Protecting data integrity takes many of the same steps as any kind of data protection, said Justin Cappos, associate professor at the Tandon School of Engineering at New York University. “No matter where the data is—whether it’s local or in the cloud—the folks who are managing it and dealing with it have to be responsible,” he said.
“Security in the cloud needs to be as strong as the security on your network,” said Palo Alto Networks’ Keil. Organizations should follow best practices for cloud service configuration, control access, inspect and prevent threats, and look for and block data exfiltration, he said.
The first step to take is to sort out who needs the data and limit access to only those people. Compartmentalize data, said Cappos: “Don’t put all your eggs in one basket if you can avoid it.”
Second, decide what data needs to be accessed most often and what data is most sensitive. Data that is sensitive and rarely used does not need to be in the cloud, suggested Cappos. If the business only needs data from the last month, the rest can be backed up in a secure location. Very sensitive data that is rarely used doesn’t need to sit on servers for years at a time, he said: “Save it and stick it in a filing cabinet…. Hackers have a hard time getting to data that way.”
Hiring an expert to review procedures is a good third step, said Cappos.

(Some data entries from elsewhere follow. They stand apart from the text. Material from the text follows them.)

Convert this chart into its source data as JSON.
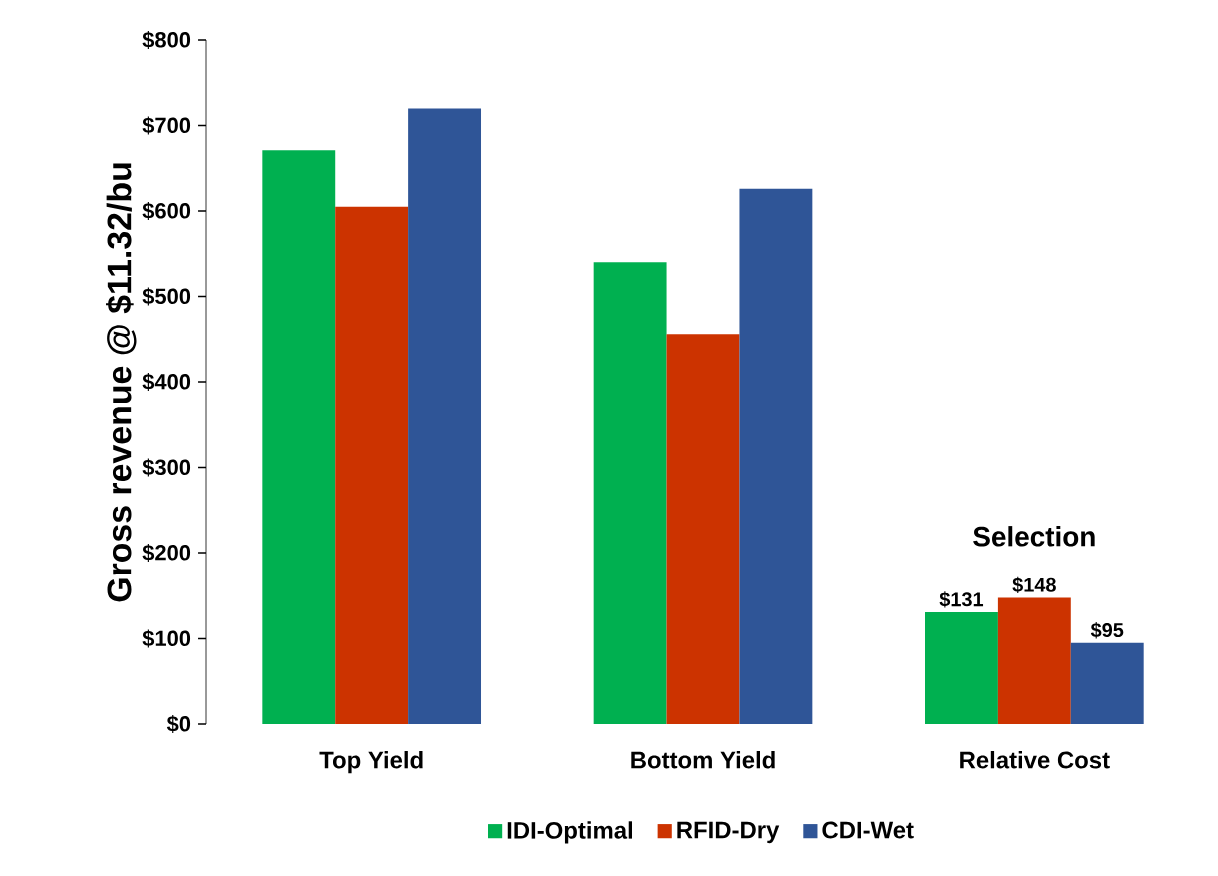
{
  "chart_data": {
    "type": "bar",
    "ylabel": "Gross revenue @ $11.32/bu",
    "categories": [
      "Top Yield",
      "Bottom Yield",
      "Relative Cost"
    ],
    "series": [
      {
        "name": "IDI-Optimal",
        "color": "#00b050",
        "values": [
          671,
          540,
          131
        ],
        "value_labels": [
          null,
          null,
          "$131"
        ]
      },
      {
        "name": "RFID-Dry",
        "color": "#cc3300",
        "values": [
          605,
          456,
          148
        ],
        "value_labels": [
          null,
          null,
          "$148"
        ]
      },
      {
        "name": "CDI-Wet",
        "color": "#2f5597",
        "values": [
          720,
          626,
          95
        ],
        "value_labels": [
          null,
          null,
          "$95"
        ]
      }
    ],
    "ylim": [
      0,
      800
    ],
    "yticks": [
      {
        "value": 0,
        "label": "$0"
      },
      {
        "value": 100,
        "label": "$100"
      },
      {
        "value": 200,
        "label": "$200"
      },
      {
        "value": 300,
        "label": "$300"
      },
      {
        "value": 400,
        "label": "$400"
      },
      {
        "value": 500,
        "label": "$500"
      },
      {
        "value": 600,
        "label": "$600"
      },
      {
        "value": 700,
        "label": "$700"
      },
      {
        "value": 800,
        "label": "$800"
      }
    ],
    "annotations": [
      "Selection"
    ],
    "grid": false,
    "legend": "bottom"
  }
}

Organizations “really need to have some sane outsider do a security audit of the way things are done,” he said. “It’s easy to convince yourself that you have a good setup.”

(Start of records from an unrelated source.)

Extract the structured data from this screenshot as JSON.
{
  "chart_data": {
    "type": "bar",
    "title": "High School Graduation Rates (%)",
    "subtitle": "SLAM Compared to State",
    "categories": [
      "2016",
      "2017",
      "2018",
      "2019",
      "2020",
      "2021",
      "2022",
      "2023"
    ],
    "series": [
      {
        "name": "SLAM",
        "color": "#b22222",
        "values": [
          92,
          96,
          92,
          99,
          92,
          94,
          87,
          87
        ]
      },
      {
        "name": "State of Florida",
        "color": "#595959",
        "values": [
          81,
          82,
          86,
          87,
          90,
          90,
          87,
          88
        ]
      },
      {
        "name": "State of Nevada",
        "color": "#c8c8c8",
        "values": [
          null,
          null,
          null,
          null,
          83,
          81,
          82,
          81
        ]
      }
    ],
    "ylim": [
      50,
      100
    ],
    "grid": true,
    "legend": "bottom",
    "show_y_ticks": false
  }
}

“Security doesn’t need to be the choke point. There are a variety of security tools and frameworks that help organizations realize the benefits of cloud without worrying about a breach that can undermine the brand impact bottom line,” said Balabhadrapatruni. “Organizations need to choose a security vendor that offers a platform approach.”
“Security can be viewed as a roadblock,” Keil added, but quickly noting that “the loss of one user record is far more costly and detrimental.”
Security in the cloud will need to be frictionless and transparent as much as possible, said Duca. The more layers that are added, the more likely users will try to find ways around it, he said. It’s important to listen to how users will use the data, and apply the right security policy according to the sensitivity and risk appetite of the business, he said.
“Cloud brings so much value to a business,” said Duca. “We need to harness it in a secure way.”